Un revirement à la limite de l’inattendu

Thomas Gottstein a indiqué qu’il n’avait pas l’intention de changer grand-chose lorsqu’il a été promu à la tête du Credit Suisse Group AG au début de l’année. C’est une entreprise qu’il connaît bien, puisqu’il y travaille depuis deux décennies. Mais une réévaluation de la complexité du prêteur suisse et de son appétit pour le risque semble l’avoir fait changer d’avis. Ce n’est pas une mauvaise chose.

Selon Bloomberg News, M. Gottstein veut combiner les unités de risque et de conformité du prêteur, et réunir les divisions des marchés mondiaux et de la banque d’investissement que son prédécesseur avait divisées. La révision pourrait être annoncée jeudi. Le Credit Suisse examine également s’il doit rationaliser ses activités de gestion de fortune internationale, en défaisant une structure mise en place il y a deux ans seulement. Voilà pour ce qui est de ne pas faire de vagues.

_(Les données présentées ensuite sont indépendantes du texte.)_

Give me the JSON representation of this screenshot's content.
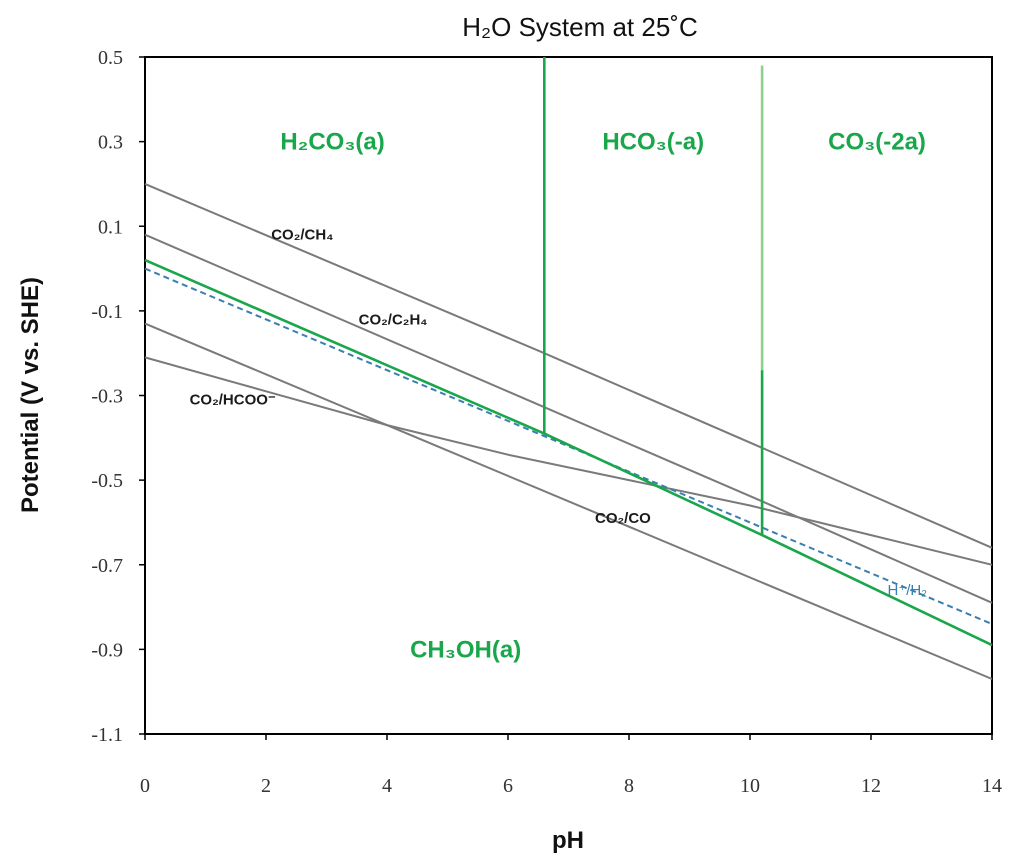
{
  "chart_data": {
    "type": "line",
    "title": "H₂O System at 25˚C",
    "xlabel": "pH",
    "ylabel": "Potential (V vs. SHE)",
    "xlim": [
      0,
      14
    ],
    "ylim": [
      -1.1,
      0.5
    ],
    "x_ticks": [
      0,
      2,
      4,
      6,
      8,
      10,
      12,
      14
    ],
    "x_tick_labels": [
      "0",
      "2",
      "4",
      "6",
      "8",
      "10",
      "12",
      "14"
    ],
    "y_ticks": [
      0.5,
      0.3,
      0.1,
      -0.1,
      -0.3,
      -0.5,
      -0.7,
      -0.9,
      -1.1
    ],
    "y_tick_labels": [
      "0.5",
      "0.3",
      "0.1",
      "-0.1",
      "-0.3",
      "-0.5",
      "-0.7",
      "-0.9",
      "-1.1"
    ],
    "grid": false,
    "colors": {
      "gray": "#7a7a7a",
      "green": "#1aa64b",
      "blue": "#3a7fb0"
    },
    "series": [
      {
        "color": "#7a7a7a",
        "dash": false,
        "x": [
          0,
          6.6,
          14
        ],
        "y": [
          0.2,
          -0.2,
          -0.66
        ]
      },
      {
        "color": "#7a7a7a",
        "dash": false,
        "x": [
          0,
          10.2,
          14
        ],
        "y": [
          0.08,
          -0.55,
          -0.79
        ]
      },
      {
        "color": "#7a7a7a",
        "dash": false,
        "x": [
          0,
          14
        ],
        "y": [
          -0.13,
          -0.97
        ]
      },
      {
        "color": "#7a7a7a",
        "dash": false,
        "x": [
          0,
          2,
          4,
          6,
          8,
          10,
          12,
          14
        ],
        "y": [
          -0.21,
          -0.29,
          -0.37,
          -0.44,
          -0.5,
          -0.56,
          -0.63,
          -0.7
        ]
      },
      {
        "color": "#3a7fb0",
        "dash": true,
        "x": [
          0,
          14
        ],
        "y": [
          0.0,
          -0.84
        ]
      },
      {
        "color": "#1aa64b",
        "dash": false,
        "x": [
          0,
          6.6,
          10.2,
          14
        ],
        "y": [
          0.02,
          -0.39,
          -0.63,
          -0.89
        ]
      }
    ],
    "boundaries": [
      {
        "x": 6.6,
        "y_from": -0.39,
        "y_to": 0.5,
        "color": "#1aa64b"
      },
      {
        "x": 10.2,
        "y_from": -0.63,
        "y_to": -0.24,
        "color": "#1aa64b"
      },
      {
        "x": 10.2,
        "y_from": -0.24,
        "y_to": 0.48,
        "color": "#8fd08f"
      }
    ],
    "regions": [
      {
        "label": "H₂CO₃(a)",
        "x": 3.1,
        "y": 0.3
      },
      {
        "label": "HCO₃(-a)",
        "x": 8.4,
        "y": 0.3
      },
      {
        "label": "CO₃(-2a)",
        "x": 12.1,
        "y": 0.3
      },
      {
        "label": "CH₃OH(a)",
        "x": 5.3,
        "y": -0.9
      }
    ],
    "annotations": [
      {
        "label": "CO₂/CH₄",
        "x": 2.6,
        "y": 0.08,
        "style": "dark"
      },
      {
        "label": "CO₂/C₂H₄",
        "x": 4.1,
        "y": -0.12,
        "style": "dark"
      },
      {
        "label": "CO₂/HCOO⁻",
        "x": 1.45,
        "y": -0.31,
        "style": "dark"
      },
      {
        "label": "CO₂/CO",
        "x": 7.9,
        "y": -0.59,
        "style": "dark"
      },
      {
        "label": "H⁺/H₂",
        "x": 12.6,
        "y": -0.76,
        "style": "blue"
      }
    ]
  }
}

Avec la pandémie qui bouleverse des secteurs entiers, le monde bancaire a changé depuis que M. Gottstein a pris ses fonctions de directeur général en février. Les pertes dues aux créances douteuses, l’accélération du passage à la banque numérique et la réduction des marges en raison des taux d’intérêt très bas vont obliger les sociétés financières à se concentrer sans relâche sur leurs points forts et à rechercher de nouveaux moyens de réduire les coûts.

Une stratégie issue de constats graves

Le changement d’orientation du nouveau patron reflète la nouvelle réalité, mais c’est aussi un jugement sur la trajectoire du Crédit Suisse sous son prédécesseur, Tidjane Thiam, qui a été évincé après un scandale d’espionnage d’entreprise.

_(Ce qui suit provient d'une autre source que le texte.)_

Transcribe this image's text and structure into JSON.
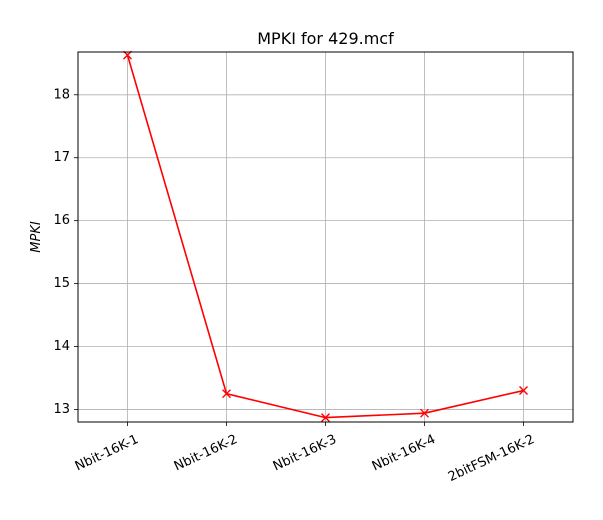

Le Credit Suisse ne serait pas la première banque à se scinder puis à recombiner ses unités de banque d’investissement et de négoce. La Deutsche Bank AG a fait de même en 2017. Le regroupement des opérations de négoce et des activités de conseil sous un même toit permettra de réduire les dépenses et de simplifier les entreprises. La structure actuelle ajoute des niveaux de gestion inutiles, crée une concurrence pour les clients entre les banquiers des différents départements et entrave l’exécution rapide des transactions.